Polskojęzyczna strona poświęcona życiu i twórczości pastora Charlesa Taze Russella
Pastor Charles Taze Russell
<< Wstecz Wybrano: SM-708 ,   z 0 roku.
Zmień język na

Naczynia garncarskie

Izali nie ma mocy garncarz nad gliną, żeby z tejże gliny uczynił jedno naczynie ku uczciwości, a drugie  ku zelżywości?” – Rzym. 9:21.

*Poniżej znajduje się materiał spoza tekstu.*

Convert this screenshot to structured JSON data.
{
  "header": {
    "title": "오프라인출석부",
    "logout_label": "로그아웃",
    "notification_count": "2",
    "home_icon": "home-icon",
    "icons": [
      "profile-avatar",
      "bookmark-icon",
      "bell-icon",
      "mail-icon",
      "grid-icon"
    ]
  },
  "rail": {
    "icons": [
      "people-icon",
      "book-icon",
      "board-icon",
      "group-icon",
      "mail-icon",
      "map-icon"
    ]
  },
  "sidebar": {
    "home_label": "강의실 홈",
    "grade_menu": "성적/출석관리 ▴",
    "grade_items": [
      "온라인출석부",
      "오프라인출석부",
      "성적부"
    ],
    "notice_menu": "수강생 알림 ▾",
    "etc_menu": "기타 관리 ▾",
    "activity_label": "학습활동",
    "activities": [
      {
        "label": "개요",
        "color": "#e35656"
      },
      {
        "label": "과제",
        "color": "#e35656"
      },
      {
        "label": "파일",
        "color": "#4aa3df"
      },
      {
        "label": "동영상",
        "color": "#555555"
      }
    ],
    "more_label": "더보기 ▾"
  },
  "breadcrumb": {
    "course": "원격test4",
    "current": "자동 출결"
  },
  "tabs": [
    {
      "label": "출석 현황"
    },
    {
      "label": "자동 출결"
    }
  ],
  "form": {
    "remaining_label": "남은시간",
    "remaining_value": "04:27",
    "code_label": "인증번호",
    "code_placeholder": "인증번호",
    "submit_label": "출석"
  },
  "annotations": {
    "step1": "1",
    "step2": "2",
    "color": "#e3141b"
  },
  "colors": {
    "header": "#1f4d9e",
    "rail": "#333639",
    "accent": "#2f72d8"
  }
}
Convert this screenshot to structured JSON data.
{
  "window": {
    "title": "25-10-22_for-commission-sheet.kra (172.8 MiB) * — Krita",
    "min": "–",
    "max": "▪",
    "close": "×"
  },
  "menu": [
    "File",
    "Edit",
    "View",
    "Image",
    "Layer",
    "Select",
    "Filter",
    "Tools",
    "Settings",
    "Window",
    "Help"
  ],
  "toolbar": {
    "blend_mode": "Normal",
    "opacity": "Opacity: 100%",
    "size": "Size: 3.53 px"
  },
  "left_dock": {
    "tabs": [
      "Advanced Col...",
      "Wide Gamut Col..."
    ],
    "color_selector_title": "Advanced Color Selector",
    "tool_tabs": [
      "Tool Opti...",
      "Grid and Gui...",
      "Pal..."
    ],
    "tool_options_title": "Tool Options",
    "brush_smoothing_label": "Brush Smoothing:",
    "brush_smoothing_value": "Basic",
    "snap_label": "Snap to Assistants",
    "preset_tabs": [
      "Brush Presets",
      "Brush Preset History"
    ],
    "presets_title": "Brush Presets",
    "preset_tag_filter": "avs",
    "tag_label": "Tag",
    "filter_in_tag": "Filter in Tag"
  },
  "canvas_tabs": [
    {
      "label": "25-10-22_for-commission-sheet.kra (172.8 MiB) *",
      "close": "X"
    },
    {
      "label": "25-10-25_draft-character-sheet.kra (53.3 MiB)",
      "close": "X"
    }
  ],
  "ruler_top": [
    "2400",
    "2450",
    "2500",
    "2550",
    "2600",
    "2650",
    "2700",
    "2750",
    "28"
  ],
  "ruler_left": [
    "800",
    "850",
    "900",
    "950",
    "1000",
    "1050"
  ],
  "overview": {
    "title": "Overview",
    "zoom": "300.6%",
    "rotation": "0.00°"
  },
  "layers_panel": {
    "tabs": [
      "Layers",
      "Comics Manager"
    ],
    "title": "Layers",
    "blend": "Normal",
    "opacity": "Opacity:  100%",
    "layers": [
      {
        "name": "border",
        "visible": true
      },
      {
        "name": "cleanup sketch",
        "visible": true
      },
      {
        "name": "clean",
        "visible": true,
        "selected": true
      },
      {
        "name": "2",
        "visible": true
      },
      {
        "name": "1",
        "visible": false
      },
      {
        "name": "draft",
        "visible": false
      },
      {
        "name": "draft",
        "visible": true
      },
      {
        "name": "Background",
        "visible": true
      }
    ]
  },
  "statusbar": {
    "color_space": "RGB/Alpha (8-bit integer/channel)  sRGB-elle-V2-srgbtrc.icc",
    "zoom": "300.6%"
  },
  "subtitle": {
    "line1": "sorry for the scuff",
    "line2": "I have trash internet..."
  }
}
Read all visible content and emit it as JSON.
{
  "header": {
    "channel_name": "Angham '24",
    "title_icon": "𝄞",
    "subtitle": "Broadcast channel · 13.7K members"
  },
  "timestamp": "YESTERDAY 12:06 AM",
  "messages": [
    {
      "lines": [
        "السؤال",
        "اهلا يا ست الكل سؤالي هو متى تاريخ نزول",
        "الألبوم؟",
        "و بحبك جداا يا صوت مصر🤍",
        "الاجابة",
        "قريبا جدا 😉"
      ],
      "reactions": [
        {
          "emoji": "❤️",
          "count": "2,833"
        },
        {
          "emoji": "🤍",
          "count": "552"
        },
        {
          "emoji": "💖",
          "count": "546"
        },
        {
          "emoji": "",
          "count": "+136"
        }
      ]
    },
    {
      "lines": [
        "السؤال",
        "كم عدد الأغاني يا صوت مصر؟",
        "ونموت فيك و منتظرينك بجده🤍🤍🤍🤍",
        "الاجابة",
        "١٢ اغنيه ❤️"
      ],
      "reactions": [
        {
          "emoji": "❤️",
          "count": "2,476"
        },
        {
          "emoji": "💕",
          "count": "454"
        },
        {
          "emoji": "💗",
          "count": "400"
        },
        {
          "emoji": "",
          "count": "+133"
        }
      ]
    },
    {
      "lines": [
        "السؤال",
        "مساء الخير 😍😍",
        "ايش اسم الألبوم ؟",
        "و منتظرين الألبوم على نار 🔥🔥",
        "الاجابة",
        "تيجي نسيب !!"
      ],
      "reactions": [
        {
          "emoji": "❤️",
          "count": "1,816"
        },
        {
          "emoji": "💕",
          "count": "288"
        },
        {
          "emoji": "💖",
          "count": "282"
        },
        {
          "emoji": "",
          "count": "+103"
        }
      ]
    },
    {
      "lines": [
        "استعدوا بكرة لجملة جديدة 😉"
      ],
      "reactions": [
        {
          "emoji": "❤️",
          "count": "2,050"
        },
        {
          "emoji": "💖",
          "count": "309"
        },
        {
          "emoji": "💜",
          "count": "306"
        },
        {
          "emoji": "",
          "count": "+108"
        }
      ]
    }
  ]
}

W zacytowanym powyżej wersecie Apostoł zwraca naszą uwagę na to, że z jednej i tej samej bryły gliny wprawny garncarz może zrobić naczynie ozdobne – na przykład wazę do ozdobienia kominka lub włożenia do niej kwiatów, puchar, dzban na wodę, czy też pojemnik na pomyje albo na odpadki. Wszystkie te naczynia są pożyteczne, stąd też w pewnym sensie wszystkie są szacowne, wartościowe. Jest jednak pewna godność czy szacowność, która kojarzy się z wazą, pucharem czy dzbanem, a której nie przypisalibyśmy pojemnikowi na pomyje. Glina na wszystkie te naczynia jest jednakowa, ale decyzja, na co ją przeznaczyć, należy do garncarza. Taka jest nauka z naszego tekstu. Wskazuje on na Boga jako tego, który rozpoczął w nas dobre dzieło i który, jeśli Mu się odpowiednio poddamy, dopełni tego dobrego dzieła w dniu Jezusa Chrystusa, gdy zakończy się ono w „pierwszym zmartwychwstaniu” o poranku Tysiąclecia.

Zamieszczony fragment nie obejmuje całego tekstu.